Cinema e letteratura continuano ad essere un vero e proprio campionario dell’animo umano, terreno fertile su cui continuare a riflettere.
Quando parliamo di psicosi non possiamo non citare immediatamente Norman Bates, indimenticabile protagonista della pellicola “Psyco” realizzata dal grande regista del brivido Alfred Hitchock.
Ispirato all’omonimo romanzo del 1959 scritto da Robert Bloch, la storia si basa sulle reali vicende del serial killer Ed Gein passato alla storia con il soprannome del “macellaio di Plainfield”.
Nel 1960, il regista britannico naturalizzato statunitense, realizza un film destinato a fare la storia del cinema che, negli anni, genererà sequel, spin-off e documentari che segneranno per sempre l’immaginario collettivo, non solo per la trama e la magistrale interpretazione di Anthony Perkins, ma soprattutto per l’attenta riproduzione su grande schermo degli intricati meccanismi della psiche umana.

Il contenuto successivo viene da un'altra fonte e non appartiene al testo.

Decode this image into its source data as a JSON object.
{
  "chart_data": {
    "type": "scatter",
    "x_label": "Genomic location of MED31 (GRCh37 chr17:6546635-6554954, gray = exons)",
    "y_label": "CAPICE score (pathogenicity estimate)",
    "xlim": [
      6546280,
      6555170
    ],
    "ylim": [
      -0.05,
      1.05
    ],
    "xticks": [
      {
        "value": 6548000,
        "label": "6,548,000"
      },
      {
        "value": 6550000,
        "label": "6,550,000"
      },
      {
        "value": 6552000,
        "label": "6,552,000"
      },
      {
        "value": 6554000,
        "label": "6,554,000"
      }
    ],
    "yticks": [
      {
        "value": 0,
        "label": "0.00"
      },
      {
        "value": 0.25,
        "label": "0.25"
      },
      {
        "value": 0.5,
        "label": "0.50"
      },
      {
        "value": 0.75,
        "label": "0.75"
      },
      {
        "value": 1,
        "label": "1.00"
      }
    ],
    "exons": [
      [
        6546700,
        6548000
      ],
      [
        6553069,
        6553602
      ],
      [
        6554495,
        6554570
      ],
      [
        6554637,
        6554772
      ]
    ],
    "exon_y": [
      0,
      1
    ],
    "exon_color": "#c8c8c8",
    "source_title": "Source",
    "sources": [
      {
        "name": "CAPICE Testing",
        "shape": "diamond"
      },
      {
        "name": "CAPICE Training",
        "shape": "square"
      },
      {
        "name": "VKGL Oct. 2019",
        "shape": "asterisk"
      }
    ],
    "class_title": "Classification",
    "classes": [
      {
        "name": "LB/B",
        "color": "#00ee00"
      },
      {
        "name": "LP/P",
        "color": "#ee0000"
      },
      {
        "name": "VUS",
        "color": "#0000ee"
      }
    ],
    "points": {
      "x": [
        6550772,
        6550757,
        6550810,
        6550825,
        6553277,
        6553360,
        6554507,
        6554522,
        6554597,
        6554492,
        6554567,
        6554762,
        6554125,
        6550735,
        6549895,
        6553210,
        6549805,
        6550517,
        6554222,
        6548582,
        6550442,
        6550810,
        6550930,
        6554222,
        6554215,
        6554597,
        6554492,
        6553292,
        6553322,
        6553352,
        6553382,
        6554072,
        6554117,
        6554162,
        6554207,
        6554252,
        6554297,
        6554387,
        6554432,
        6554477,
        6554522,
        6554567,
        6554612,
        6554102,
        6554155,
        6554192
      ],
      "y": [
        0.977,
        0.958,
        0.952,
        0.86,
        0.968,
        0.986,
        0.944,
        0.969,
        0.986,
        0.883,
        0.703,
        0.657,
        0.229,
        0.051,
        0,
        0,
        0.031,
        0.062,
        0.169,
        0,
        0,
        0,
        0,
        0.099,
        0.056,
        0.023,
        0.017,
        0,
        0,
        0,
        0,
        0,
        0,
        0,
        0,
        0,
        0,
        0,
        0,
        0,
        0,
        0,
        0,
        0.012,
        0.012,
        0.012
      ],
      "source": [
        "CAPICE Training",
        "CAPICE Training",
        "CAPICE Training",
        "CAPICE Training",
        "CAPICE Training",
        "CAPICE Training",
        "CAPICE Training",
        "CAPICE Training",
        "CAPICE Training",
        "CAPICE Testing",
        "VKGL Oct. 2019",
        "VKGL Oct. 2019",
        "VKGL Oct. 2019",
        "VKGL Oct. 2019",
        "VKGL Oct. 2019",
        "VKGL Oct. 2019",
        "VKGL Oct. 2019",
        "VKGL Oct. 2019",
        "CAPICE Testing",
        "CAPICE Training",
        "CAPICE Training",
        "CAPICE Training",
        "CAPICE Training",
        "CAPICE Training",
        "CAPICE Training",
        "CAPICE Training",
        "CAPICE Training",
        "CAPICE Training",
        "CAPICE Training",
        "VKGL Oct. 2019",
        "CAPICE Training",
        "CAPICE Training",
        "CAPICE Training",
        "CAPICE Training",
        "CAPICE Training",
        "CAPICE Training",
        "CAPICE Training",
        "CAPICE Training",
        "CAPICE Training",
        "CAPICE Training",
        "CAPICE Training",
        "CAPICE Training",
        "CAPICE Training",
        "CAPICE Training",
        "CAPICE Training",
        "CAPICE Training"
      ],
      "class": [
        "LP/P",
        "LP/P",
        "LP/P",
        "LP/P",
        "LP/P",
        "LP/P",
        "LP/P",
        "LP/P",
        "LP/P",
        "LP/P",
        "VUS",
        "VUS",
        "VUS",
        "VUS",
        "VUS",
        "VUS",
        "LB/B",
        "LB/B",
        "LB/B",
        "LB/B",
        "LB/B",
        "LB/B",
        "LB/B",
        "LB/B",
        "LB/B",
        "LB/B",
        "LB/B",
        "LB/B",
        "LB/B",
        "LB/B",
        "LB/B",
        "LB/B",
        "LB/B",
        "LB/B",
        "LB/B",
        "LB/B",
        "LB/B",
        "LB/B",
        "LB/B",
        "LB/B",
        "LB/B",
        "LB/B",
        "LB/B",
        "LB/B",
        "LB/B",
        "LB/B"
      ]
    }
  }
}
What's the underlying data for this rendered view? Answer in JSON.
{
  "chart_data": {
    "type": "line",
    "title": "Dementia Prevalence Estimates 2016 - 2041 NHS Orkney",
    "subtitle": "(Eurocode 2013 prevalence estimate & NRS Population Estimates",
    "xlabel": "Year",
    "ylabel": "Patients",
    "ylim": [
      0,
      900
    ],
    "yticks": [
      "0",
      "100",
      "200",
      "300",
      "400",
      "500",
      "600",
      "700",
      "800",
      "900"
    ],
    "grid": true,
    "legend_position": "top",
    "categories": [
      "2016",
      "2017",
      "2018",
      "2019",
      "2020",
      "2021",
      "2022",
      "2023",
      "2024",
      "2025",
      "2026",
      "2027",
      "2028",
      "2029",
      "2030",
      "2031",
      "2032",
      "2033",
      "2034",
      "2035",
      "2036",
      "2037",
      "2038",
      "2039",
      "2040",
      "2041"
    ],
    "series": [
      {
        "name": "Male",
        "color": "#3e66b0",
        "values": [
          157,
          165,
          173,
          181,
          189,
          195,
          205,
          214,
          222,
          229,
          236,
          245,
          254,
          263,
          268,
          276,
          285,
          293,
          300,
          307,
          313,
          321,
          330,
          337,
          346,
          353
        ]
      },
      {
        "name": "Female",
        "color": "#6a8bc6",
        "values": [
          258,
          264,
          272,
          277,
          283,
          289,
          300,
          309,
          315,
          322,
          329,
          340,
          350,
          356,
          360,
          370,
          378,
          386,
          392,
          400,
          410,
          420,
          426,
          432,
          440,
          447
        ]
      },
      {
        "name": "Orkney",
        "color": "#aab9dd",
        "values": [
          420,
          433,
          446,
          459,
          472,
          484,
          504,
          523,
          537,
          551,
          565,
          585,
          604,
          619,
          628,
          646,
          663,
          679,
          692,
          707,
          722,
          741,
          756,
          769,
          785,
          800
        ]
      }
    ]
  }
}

“Psyco”, che tanto disturba lo spettatore a distanza di anni, si regge sul concetto di “perturbante” (unheimlich/heimlich) che costringe, inevitabilmente, a fare i conti con le proprie paure ed entrare, con tutti e due i piedi o meglio, con tutti e due gli occhi, nella mente di uomo apparentemente normale che, con cura e dedizione, gestisce il motel di famiglia.
Norman, però, non è solo il giovane premuroso e gentile che accoglie i clienti ma è un uomo affetto da una psicosi caratterizzata dal disturbo dissociativo dell’identità che lo porta a compiere gesti efferati e sconvolgenti, rendendolo una figura complessa e ricca di sfumature.
La psicosi di Norman inizia a generarsi nella sua infanzia segnata da un rapporto morboso con la madre Norma, una donna possessiva e dominante che ha instillato nel figlio una visione distorta del mondo, alimentando la sua dipendenza affettiva e non consentendogli mai di superare il complesso edipico.
Ed ecco che, quando la madre muore, la personalità di Norman, incapace di elaborare e superare il lutto, si scinde in due: da un lato il giovane premuroso, attento e gentile, dall’altro una personalità alternativa basata sul riflesso dell’immagine materna. Lo scontro tra le due parti, come in una sorta di novello e inconsapevole “Dottor Jekyll e mister Hyde” è inevitabile: la parte “malata”, però, vince manifestandosi con comportamenti sempre più ossessivi, maniacali e violenti che trovano nell’iconico omicidio sotto la doccia di Marion Crane e nella pratica ossessiva di imbalsamazione di volatili i due momenti topici. Il disturbo dissociativo di Norman lo porta a credere fermamente di essere lui la donna altre, invece, pensa che sia stata la madre a compiere quegli efferati omicidi.
La psicosi di Norman, dunque, consiste nella creazione di una nuova realtà, ovviamente distorta, necessaria alla creazione di una sua personale storia, una realtà delirante con la quale cerca di compensare un vuoto traumatico. Il delirio psicotico nel quale è immerso altro non è che una difesa attraverso la quale egli ricrea la sua realtà in un disperato tentativo di sopravvivenza.
Non è un caso, infatti, che la psicosi di Norman emerga solo quando viene a contatto con figure femminili nelle quali continua a rivedere l’immagine materna e sulle quali finisce per sfogare il suo odio represso nel tentativo di cercare di reprimere le sue pulsioni erotiche.
Azioni terribili sono quelle compiute dal protagonista di “Psyco” ma, ciononostante rimane una delle figure più tragiche e dilaniate della storia del cinema: Norman è, in primis una vittima, una figura tragica che lotta invano contro i suoi demoni interiori.
La psicosi di Norman Bates ha ispirato, e continuerà a farlo ancora per molto, opere letterarie, cinematografiche e televisive diventando proprio emblema della fragilità della psiche umana e dell’oscurità che può celerarsi dentro ogni uomo.